Feature engineering can happen before training, inside the model pipeline, or inside a data warehouse. Two practical options are Keras preprocessing layers and BigQuery ML transformations.
This guide explains when to use each approach and what patterns learners should understand first.
Quick Answer
Use Keras preprocessing layers when you want preprocessing packaged with a TensorFlow model. Use BigQuery ML feature engineering when your data already lives in BigQuery and you want SQL-based transformations close to the warehouse.
Key Takeaways
- Keras preprocessing layers can normalize numbers, encode categories, vectorize text, and create embeddings.
- BigQuery ML can transform features with SQL and built-in ML preprocessing functions.

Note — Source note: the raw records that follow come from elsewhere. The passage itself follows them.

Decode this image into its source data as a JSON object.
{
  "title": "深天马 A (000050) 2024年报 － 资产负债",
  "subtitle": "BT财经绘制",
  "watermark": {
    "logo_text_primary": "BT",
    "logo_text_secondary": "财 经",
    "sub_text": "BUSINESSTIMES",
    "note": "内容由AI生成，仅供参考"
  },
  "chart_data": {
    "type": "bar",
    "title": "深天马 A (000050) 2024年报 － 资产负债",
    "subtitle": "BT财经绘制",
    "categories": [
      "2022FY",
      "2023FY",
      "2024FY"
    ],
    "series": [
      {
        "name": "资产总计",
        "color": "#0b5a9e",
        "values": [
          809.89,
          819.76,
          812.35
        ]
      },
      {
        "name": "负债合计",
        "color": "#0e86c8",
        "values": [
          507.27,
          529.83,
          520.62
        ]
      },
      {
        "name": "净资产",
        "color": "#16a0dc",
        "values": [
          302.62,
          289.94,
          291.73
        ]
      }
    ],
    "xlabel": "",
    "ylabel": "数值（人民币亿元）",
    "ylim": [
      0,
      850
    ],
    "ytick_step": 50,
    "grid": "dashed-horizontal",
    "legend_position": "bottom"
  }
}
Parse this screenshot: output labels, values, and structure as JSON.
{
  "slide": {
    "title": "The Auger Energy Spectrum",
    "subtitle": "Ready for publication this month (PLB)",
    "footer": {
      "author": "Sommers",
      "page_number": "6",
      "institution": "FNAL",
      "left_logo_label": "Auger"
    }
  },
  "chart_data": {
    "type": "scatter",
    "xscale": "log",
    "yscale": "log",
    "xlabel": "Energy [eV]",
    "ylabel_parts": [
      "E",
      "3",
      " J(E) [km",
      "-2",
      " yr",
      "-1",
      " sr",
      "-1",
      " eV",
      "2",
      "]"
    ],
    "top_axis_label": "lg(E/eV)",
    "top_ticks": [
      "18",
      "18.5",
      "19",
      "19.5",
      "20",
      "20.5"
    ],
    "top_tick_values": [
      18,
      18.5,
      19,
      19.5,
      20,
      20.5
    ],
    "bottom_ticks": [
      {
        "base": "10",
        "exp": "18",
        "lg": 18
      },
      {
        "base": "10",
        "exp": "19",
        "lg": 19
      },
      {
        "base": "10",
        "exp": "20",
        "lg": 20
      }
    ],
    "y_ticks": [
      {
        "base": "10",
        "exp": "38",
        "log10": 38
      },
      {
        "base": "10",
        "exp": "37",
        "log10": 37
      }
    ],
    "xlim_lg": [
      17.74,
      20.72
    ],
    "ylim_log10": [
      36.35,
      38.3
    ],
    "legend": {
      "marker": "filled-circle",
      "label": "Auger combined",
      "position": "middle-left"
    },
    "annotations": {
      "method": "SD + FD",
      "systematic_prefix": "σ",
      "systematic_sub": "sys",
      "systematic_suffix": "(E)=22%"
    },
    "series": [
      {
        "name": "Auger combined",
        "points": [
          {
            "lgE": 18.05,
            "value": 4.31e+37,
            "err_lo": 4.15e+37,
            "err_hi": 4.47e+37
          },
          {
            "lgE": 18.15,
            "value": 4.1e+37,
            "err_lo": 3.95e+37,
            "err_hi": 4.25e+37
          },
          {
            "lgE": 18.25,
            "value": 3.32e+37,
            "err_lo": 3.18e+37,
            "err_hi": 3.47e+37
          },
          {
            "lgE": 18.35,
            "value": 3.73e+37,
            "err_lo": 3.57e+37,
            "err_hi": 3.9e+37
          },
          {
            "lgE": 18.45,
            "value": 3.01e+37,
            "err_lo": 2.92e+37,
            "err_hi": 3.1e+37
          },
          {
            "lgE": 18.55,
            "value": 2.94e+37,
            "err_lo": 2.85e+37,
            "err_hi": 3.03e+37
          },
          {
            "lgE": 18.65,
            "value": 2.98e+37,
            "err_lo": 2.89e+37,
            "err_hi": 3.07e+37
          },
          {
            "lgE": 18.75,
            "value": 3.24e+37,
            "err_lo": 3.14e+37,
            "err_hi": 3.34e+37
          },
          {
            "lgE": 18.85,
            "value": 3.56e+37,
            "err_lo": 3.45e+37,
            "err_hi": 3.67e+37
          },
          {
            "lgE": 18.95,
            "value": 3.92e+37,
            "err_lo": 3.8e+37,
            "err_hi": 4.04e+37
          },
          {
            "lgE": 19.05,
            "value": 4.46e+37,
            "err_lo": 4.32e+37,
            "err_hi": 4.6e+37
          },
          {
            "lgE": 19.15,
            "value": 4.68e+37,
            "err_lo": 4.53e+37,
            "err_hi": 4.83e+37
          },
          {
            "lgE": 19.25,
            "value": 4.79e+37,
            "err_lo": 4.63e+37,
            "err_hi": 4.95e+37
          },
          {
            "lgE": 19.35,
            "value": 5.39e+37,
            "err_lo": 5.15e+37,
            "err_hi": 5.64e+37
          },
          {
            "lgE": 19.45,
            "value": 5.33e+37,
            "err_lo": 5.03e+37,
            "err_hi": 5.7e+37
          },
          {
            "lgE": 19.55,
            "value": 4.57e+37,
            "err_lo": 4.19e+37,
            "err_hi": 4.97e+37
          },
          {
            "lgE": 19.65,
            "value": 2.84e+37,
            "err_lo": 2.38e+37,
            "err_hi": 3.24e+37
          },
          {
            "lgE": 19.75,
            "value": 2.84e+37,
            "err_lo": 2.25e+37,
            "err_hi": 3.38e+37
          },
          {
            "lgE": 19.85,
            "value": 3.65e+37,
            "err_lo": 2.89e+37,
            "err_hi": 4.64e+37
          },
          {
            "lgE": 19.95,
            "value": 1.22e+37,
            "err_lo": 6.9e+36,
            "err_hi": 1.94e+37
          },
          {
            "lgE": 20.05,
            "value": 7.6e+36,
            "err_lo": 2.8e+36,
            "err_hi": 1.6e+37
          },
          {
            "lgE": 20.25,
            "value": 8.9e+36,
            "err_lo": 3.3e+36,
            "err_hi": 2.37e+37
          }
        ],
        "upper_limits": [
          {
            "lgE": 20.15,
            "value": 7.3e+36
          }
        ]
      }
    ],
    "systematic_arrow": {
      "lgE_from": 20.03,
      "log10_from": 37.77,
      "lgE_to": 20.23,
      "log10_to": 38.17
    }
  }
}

- The same transformations used during training must also be applied during prediction.
- BigQuery ML
TRANSFORMhelps keep training and prediction transformations consistent. - Always compare feature engineering changes against a baseline metric.
Feature Engineering In Keras
Keras preprocessing layers help build models that accept raw or lightly processed data and transform it inside the model pipeline.
Common layers include:
| Layer | Use |
|---|---|
Normalization | Standardize numeric features |
StringLookup | Map string categories to indexes |
CategoryEncoding | Convert categories to encoded vectors |
TextVectorization | Convert raw text to tokenized representations |
Embedding | Learn dense representations for categories or tokens |
Keras Workflow
A practical workflow:
- Create a training dataset.
- Identify numeric, categorical, and text columns.
- Build preprocessing layers for each feature type.
- Adapt layers on training data where needed.
- Connect preprocessing outputs to the model.
- Train and evaluate.
- Export the model with preprocessing included.
This reduces the chance that training and serving use different transformations.
Example Keras Patterns
For numeric features:
normalizer = tf.keras.layers.Normalization()
normalizer.adapt(train_numeric_values)
For string categories:
lookup = tf.keras.layers.StringLookup(output_mode="one_hot")
lookup.adapt(train_category_values)
For text:
vectorizer = tf.keras.layers.TextVectorization(max_tokens=10000)
vectorizer.adapt(train_text_values)
The exact implementation depends on the dataset, but the concept is the same: convert raw values into model-ready tensors.
Feature Engineering In BigQuery ML
BigQuery ML is useful when the training data already lives in BigQuery and the team wants feature engineering in SQL.
Useful patterns include:
- extracting dates and times,
- calculating distances,
- creating ratios,
- bucketizing numeric values,
- crossing categorical features,
- expanding polynomial features,
- filtering bad training examples,
- using
TRANSFORMfor repeatable preprocessing.
BigQuery ML Feature Functions
| Function | Use |
|---|---|
ML.FEATURE_CROSS | Combine categorical features |
ML.BUCKETIZE | Convert numeric values into buckets |
ML.POLYNOMIAL_EXPAND | Create polynomial combinations |
ML.NGRAMS | Create text n-grams |
ML.STANDARD_SCALER | Standardize values |
Why TRANSFORM Matters
The TRANSFORM clause can define feature transformations as part of the model. That helps ensure the same logic is used when training and when calling ML.PREDICT.
This reduces training-serving skew, which happens when the model sees features one way during training and a different way during prediction.
Example BigQuery ML Ideas
For a taxi fare model, useful engineered features might include:
- trip distance,
- pickup hour,
- pickup day of week,
- pickup and dropoff location buckets,
- pickup-hour feature cross,
- geographic distance,
- passenger count,
- toll-adjusted fare.
The feature set should be tested against a baseline model using a metric such as RMSE for regression.
Keras vs BigQuery ML
| Decision | Keras | BigQuery ML |
|---|---|---|
| Best for | TensorFlow model pipelines | SQL-first ML workflows |
| Data location | Files, tensors, pipelines | BigQuery tables |
| Preprocessing | Model layers | SQL and ML functions |
| Serving consistency | Export with model | Use TRANSFORM |
| Learner fit | Python/TensorFlow users | SQL/data warehouse users |
Related AI Charcha Reading
- Feature Engineering for Machine Learning
- How to Choose Good Machine Learning Features
- Vertex AI Feature Store Guide
FAQ
How can Keras do feature engineering?
Keras can do feature engineering with preprocessing layers such as Normalization, StringLookup, CategoryEncoding, TextVectorization, and Embedding.
How can BigQuery ML do feature engineering?
BigQuery ML can do feature engineering with SQL transformations, preprocessing functions such as ML.FEATURE_CROSS, ML.BUCKETIZE, ML.POLYNOMIAL_EXPAND, and the TRANSFORM clause.
Bottom Line
Keras and BigQuery ML both support practical feature engineering. Use Keras when preprocessing belongs inside the model pipeline. Use BigQuery ML when SQL-first feature engineering close to warehouse data is the simplest path.